(a) (1) Upon receipt of the evaluation and recommendations prepared pursuant to Section 39660, the state board, in consultation with, and with the participation of, the office, shall prepare a report in a form that may serve as the basis for regulatory action regarding a particular substance pursuant to subdivisions (b) and (c) of Section 39662.
(2) The report shall include and be developed in consideration of the evaluation and recommendations of the office.

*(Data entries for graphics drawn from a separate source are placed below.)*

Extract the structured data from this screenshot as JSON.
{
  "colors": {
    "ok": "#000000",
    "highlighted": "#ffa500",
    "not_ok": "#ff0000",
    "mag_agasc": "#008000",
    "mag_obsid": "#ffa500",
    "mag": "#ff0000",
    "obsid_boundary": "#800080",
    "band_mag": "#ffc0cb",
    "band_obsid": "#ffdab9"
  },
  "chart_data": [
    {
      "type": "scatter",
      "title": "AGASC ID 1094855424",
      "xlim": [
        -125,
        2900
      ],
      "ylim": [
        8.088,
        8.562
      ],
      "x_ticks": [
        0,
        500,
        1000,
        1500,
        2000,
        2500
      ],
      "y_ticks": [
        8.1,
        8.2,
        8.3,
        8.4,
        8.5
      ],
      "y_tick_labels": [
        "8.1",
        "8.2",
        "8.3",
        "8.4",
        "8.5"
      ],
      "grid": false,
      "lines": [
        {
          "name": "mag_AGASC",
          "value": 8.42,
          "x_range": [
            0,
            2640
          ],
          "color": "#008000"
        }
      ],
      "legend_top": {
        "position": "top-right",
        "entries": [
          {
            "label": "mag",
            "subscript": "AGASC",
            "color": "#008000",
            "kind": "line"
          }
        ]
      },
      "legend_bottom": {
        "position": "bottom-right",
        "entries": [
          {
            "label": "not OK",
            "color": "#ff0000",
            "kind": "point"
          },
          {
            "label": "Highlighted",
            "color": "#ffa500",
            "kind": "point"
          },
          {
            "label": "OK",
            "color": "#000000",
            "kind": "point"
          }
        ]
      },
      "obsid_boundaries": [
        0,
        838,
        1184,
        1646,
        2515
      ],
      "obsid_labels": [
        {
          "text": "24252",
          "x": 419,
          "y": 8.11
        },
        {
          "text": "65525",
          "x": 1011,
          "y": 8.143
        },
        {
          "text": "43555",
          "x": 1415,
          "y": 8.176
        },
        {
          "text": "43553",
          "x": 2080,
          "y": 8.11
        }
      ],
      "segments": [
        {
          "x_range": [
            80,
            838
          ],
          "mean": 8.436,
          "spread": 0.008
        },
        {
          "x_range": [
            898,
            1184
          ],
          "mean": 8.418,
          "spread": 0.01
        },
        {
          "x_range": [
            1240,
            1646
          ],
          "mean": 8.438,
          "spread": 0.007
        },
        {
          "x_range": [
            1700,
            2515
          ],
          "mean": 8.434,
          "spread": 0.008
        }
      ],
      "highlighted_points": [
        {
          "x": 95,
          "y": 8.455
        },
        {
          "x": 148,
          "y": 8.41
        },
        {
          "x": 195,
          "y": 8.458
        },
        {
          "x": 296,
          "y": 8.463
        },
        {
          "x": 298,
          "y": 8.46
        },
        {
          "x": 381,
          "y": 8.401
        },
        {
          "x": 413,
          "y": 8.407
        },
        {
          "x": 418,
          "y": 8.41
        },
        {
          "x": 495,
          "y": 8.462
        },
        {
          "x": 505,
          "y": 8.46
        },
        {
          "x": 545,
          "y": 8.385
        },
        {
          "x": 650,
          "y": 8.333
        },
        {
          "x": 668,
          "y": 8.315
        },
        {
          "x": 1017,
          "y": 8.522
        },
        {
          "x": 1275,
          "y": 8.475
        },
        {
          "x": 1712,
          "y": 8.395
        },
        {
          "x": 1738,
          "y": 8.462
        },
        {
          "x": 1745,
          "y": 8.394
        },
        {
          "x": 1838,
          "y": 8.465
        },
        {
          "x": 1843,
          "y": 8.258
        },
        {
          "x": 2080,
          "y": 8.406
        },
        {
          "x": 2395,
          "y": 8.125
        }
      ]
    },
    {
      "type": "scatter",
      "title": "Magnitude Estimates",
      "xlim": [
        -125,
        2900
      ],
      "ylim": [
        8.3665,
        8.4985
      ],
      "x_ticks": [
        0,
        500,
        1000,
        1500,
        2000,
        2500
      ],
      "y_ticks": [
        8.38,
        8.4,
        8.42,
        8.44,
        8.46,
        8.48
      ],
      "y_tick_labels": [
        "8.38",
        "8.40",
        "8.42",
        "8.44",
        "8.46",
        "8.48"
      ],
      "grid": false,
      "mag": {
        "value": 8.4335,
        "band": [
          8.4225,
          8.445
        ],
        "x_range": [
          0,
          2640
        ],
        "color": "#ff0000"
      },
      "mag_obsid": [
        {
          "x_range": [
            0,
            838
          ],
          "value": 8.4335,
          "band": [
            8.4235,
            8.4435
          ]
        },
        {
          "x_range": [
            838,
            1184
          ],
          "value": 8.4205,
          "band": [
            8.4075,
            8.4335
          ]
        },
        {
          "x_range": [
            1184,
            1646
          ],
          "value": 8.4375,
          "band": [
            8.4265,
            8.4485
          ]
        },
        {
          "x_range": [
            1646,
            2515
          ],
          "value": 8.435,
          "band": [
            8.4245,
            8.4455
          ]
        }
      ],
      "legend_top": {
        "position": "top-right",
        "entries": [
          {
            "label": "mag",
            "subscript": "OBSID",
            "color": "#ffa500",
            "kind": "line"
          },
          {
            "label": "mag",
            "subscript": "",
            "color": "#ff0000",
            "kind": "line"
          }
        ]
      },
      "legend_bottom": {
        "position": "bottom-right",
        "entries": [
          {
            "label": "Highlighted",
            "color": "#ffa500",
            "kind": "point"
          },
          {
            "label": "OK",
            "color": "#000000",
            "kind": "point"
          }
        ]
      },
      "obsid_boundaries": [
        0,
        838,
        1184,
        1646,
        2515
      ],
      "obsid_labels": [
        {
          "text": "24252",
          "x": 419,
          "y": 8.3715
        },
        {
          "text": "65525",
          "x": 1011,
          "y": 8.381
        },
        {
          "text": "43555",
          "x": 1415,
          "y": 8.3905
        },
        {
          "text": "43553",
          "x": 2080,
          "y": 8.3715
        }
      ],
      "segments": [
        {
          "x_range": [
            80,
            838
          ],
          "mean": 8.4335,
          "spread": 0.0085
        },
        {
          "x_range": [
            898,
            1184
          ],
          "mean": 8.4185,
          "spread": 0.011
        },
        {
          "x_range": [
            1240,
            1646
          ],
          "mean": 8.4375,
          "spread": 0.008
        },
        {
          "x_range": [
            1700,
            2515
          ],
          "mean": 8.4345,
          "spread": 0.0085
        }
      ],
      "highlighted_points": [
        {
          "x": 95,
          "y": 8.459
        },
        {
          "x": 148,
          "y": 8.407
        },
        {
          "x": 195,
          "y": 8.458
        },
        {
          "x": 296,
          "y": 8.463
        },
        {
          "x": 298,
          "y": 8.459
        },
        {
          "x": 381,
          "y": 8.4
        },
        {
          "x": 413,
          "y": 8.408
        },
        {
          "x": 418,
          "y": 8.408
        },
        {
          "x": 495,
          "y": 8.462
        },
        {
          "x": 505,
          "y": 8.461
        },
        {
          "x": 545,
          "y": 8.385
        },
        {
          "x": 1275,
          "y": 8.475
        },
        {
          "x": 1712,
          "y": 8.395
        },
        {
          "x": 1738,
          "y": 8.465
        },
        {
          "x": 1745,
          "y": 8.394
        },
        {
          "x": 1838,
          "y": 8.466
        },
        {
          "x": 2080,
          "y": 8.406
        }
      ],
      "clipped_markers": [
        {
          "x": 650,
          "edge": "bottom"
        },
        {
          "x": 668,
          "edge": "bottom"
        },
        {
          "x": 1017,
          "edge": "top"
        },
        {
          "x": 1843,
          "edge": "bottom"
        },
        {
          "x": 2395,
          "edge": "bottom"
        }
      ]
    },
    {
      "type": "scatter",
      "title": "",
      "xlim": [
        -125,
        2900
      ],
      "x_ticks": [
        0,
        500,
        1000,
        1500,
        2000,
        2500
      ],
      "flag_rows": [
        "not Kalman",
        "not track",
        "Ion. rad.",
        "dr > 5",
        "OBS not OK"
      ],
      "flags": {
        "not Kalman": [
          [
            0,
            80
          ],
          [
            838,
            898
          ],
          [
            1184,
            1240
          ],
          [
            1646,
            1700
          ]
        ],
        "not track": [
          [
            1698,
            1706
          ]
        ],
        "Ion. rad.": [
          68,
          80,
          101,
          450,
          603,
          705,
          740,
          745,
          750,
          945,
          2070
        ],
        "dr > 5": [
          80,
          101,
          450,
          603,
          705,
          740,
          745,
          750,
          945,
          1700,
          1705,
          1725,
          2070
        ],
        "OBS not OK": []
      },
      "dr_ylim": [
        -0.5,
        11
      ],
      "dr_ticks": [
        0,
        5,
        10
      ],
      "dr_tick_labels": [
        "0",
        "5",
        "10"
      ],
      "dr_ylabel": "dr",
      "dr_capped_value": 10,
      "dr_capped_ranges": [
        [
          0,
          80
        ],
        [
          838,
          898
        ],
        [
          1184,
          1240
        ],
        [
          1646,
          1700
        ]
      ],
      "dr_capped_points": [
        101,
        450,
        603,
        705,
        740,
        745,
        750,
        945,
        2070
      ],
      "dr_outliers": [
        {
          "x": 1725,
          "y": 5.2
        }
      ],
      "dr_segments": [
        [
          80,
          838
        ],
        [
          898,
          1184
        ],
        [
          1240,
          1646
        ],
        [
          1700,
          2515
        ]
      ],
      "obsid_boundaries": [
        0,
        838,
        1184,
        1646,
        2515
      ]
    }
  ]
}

(b) The report, together with the scientific data on which the report is based, shall, with the exception of trade secrets, be made available to the public and shall be formally reviewed by the scientific review panel established pursuant to Section 39670. The panel shall review the scientific procedures and methods used to support the data, the data itself, and the conclusions and assessments on which the report is based. Any person may submit any information for consideration by the panel, which may, at its discretion, receive oral testimony. The panel shall submit its written findings to the state board within 45 days after receiving the report. The panel may, however, petition the state board for an extension of the deadline, which may not exceed 15 working days.
(c) If the scientific review panel determines that the health effects report is not based upon sound scientific knowledge, methods, or practices, the report shall be returned to the state board, and the state board, in consultation with, and with the participation of, the office, shall prepare revisions to the report, which shall be resubmitted within 30 days following receipt of the panel’s determination to the scientific review panel, which shall review the report in conformance with subdivision (b) prior to a formal proposal by the state board pursuant to Section 39662.
(Amended by Stats. 2004, Ch. 183, Sec. 217. Effective January 1, 2005.)